Kamala Harris: la grande sorpresa di una campagna elettorale che sembrava destinata a proporre divisioni, litigi, storture inaudite. La sua entrata in scena è culminata ieri notte a Chicago in un trionfo tanto inatteso quanto riuscito. Fra gli applausi e l’entusiasmo dei delegati presenti, Kamala Harris ha accettato la nomination quale candidata democratica alla Casa Bianca in una atmosfera di entusiasmo e approvazione impensabili anche poche settimane fa. Ha promesso di essere la presidente di tutti gli americani, porre fine a sterili polemiche e risolvere i problemi che affliggono il paese. Questo con una gestione, sono parole sue, nell’interesse di tutto il paese e di tutti gli americani.
«Rispetterò il primato della legge, ci saranno elezioni libere e una nuova amministrazione in grado di governare con fermezza e dignità. Non stringerò la mano a dittatori come il nordcoreano Kim Jong-un. Gli autocrati non mi piacciono» ha detto, e al contempo ha difeso con fermezza l’importanza della Nato.
Al delicato capitolo Medio Oriente, Kamala Harris ha confermato il diritto di Israele di difendersi, ma al contempo chiesto alle parti in causa di giungere a un cessate al fuoco, alla liberazione degli ostaggi e, molto importante, di non ostacolare il sogno dei palestinesi di avere una propria patria, nella quale vivere in pace e serenità.
Al rivale Donald Trump non ha dato scampo. Lo ha definito un uomo pericoloso, senza una vera strategia di governo e alcun rispetto per le regole del gioco della democrazia americana e impegnato solo in una battaglia di divisioni, faziosità e cinismo. «Trump», ha affermato, «non è un uomo serio».

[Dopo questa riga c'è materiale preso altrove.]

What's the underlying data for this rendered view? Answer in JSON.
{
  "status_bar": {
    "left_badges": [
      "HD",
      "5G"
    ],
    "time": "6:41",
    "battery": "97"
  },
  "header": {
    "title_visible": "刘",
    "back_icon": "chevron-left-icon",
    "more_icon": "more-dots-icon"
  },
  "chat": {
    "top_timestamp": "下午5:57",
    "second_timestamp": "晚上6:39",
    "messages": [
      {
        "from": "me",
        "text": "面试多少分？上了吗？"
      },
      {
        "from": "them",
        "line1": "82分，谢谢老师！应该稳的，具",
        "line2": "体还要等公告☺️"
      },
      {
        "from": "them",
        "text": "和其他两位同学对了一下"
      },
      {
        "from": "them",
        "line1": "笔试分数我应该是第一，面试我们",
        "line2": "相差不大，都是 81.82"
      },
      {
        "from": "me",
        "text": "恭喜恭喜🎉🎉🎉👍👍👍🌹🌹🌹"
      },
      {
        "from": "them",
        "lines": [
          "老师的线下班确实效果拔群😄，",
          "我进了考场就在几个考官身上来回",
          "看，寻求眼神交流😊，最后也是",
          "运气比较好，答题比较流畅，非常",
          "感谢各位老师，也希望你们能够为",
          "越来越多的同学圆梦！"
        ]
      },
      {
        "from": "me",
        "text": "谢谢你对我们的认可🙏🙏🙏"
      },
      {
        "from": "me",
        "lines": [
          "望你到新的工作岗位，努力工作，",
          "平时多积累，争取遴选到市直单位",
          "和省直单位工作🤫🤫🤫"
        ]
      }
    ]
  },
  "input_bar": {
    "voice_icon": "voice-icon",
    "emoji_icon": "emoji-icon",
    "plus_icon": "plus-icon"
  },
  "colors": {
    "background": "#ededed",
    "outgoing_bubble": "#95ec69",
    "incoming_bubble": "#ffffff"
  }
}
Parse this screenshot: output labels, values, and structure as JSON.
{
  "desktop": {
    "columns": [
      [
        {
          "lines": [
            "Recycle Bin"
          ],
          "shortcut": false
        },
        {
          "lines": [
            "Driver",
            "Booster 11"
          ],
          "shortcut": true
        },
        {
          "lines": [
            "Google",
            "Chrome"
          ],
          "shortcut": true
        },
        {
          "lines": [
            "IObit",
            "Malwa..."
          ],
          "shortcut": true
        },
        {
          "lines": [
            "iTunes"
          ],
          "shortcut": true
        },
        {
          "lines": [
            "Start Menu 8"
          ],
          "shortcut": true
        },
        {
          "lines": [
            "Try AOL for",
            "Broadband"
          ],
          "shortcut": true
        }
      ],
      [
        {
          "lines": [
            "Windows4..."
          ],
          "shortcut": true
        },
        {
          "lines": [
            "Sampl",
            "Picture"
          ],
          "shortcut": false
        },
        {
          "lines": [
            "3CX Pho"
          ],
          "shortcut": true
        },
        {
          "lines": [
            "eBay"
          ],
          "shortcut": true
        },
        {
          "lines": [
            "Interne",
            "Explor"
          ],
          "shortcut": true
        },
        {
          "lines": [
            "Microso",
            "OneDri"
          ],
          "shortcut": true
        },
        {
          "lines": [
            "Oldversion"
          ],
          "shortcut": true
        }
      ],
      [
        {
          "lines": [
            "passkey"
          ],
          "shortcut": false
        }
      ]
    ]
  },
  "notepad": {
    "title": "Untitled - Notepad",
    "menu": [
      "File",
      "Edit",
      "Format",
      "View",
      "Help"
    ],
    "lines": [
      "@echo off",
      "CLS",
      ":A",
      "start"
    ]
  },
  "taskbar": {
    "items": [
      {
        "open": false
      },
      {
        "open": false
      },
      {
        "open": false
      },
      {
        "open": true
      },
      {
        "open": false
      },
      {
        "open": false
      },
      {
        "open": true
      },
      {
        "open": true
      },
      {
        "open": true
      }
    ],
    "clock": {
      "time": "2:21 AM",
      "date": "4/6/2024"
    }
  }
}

Diversi commentatori americani tra i più ascoltati hanno lodato il discorso e le promesse di Kamala Harris, al punto da dire che con lei si apre un nuovo grande capitolo della storia americana. Il suo discorso e la sua visione degli Stati Uniti fanno ben sperare nel futuro di una America alla quale eravamo abituati, nonostante i passi falsi della politica estera degli ultimi anni: guerre in Iraq, Afghanistan, Libia.
Una America come riferimento per molti paesi e custode di valori irrinunciabili per tutte le democrazie, tale il messaggio di Kamala Harris. Ha dedicato una parte del discorso alla sua infanzia: figlia di immigrati e in particolare la madre indiana che l’ha educata sin da piccola a non arrendersi mai, a battersi per un futuro migliore per tutti. Diceva «Kamala, non basta lamentarsi per le ingiustizie. Bisogna fare qualcosa e risolverle.»
L’entusiasmo palpabile ieri notte a Chicago non può non riproporre la domanda: come si è quindi potuti giungere al Trumpismo ? È tutto cominciato con la creazione, 15 anni fa, del Tea Party (non tè come bevanda, bensì «Taxed Enough Already» (già abbastanza tassati) e il grande malcontento causato dallo scandalo nazionale della bolla immobiliare (subprime), con milioni di persone che persero la loro casa. Un movimento libertario facilmente riconoscibile nel trumpismo: ridurre il governo federale, la spesa pubblica, abbassare il debito pubblico e mettere fine agli aumenti delle tasse. Membri importanti del movimento sono Sarah Palin, Marco Rubio, Ted Cruz.
Questa campagna elettorale è stata, come tutte le altre, un misto di maratona e kermesse. Per la RTSI ne ho seguite 4 : Reagan, Clinton, i due Bush padre e figlio. Il copione, sempre lo stesso : giornate di 22 ore, impegni a non finire, obbligatori, perché computer e telefonino non erano ancora disponibili.
Anche il protocollo era molto severo: la mia squadra venne arrestata perché si era avvicinata troppo al Presidente Reagan durante una sua apparizione in pubblico. Dovetti naturalmente scusarmi e gli agenti della sicurezza accettarono la mia spiegazione. Protocollo anche nell’abbigliamento: la stampa americana in camicia bianca e cravatta nonostante il freddo glaciale (20 gradi sotto zero) per le primarie dell’Iowa in gennaio, o i 39 gradi della convention democratica di Dallas, Texas, in estate.
Missione compiuta ieri notte per Kamala Harris. Ora però arriva la fase cruciale: come convincere gli indecisi? Secondo gli osservatori più qualificati il discorso intriso di contenuti chiari, seppur generici, avrà un ruolo importante nelle scelta degli elettori il prossimo 5 novembre, così come le prossime 10 settimane di intensa campagna, particolarmente negli “swing states”, ossia gli stati chiave e indecisi, nei quali nessun partito ha garantito in partenza un sostegno storico tale da assicurare i voti dello stato stesso nel collegio elettorale.